I’ve had my say on the election, and don’t intend to engage in post-mortems. The only question of interest for me now is: what to do next?

I can’t see any useful contribution I can make to Australian politics for the moment, though I’m happy to take suggestions. Serious policy development is going to be off the agenda for some time, and I’ve got nothing new to say about political strategy or day-to-day politics.

‘But the big issues I’m interested in (climate change, and the choice between socialist and Trumpist futures) are global and long-term. I’m going to spend some time thinking and writing about them. I want to put forward some possible visions for the long term (2050 or 2100) future, while maintaining urgency about the threats we face right now.

Adani’s moment of truth

The political campaign against Adani’s Carmichael mine has failed. That’s a big shift from the last Queensland state election, where the state government gained support in the south-east and held on to it in North Queensland.
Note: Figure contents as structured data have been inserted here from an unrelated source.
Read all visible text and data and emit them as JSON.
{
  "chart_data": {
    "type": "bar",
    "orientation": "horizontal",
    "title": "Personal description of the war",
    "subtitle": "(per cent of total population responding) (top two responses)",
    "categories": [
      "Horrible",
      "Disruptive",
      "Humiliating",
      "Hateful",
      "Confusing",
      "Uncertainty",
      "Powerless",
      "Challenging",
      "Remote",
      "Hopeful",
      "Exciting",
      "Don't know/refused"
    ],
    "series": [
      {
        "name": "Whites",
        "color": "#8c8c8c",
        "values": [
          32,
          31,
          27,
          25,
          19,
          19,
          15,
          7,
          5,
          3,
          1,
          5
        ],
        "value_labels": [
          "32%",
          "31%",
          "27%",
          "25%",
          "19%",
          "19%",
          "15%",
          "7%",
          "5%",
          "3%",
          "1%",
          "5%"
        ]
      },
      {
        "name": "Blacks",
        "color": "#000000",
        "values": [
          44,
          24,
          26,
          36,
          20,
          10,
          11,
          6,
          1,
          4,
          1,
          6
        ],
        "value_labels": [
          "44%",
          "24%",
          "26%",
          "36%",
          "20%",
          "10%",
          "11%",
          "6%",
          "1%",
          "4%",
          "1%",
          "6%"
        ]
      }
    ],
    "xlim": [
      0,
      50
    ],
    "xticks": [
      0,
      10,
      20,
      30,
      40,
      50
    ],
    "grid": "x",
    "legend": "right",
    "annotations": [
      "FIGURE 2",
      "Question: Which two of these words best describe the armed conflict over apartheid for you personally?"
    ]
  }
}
Obviously, Bob Brown’s convoy was counter-productive, perhaps disastrously so, and this failure will undermine any future direct action campaign in the region.

Given the election outcome, the approvals made by the Federal government will stay in place, and the Queensland state government is under immense (I would judge irresistible) pressure to expedite the remaining processes.

But we have been here before. Most of the approvals[1] needed to begin work were completed in 2016, at a time when both the Queensland and Federal governments were highly supportive (Anna Palaszczuk cut the ribbon at the opening of Adani’s Townsville regional HQ in 2017). At the time, I wrote

In summary, we appear likely to find out what happens when a dog catches the car it has been chasing. Adani and its backers have been denouncing green tape and “lawfare” as the only obstacles to the bonanza they have on offer. Now, the legal and administrative obstacles are gone, so they have only to line up the money, rehire the contractors and announce the starting date. My guess is that this will never happen.

That’s still my guess, three years later. The economics of the scaled down project still don’t stack up, and the problems with finance and contractors are even greater now than in 2016. However, there’s nothing more I can do to influence the outcome, so we will just have to wait and see.

Update: I meant to add that, if the project does go ahead, it will almost certainly involve a substantial injection of public money, which will not be recovered. Adani has plenty of form in this respect.

fn1. Obviously, not all of them. But if Adani had wanted to start work in 2016, they could have done so, and, given bipartisan political support, would certainly have found a way to deal with any remaining clearances. In fact, they announced they would be starting work then, and reannounced it in 2017.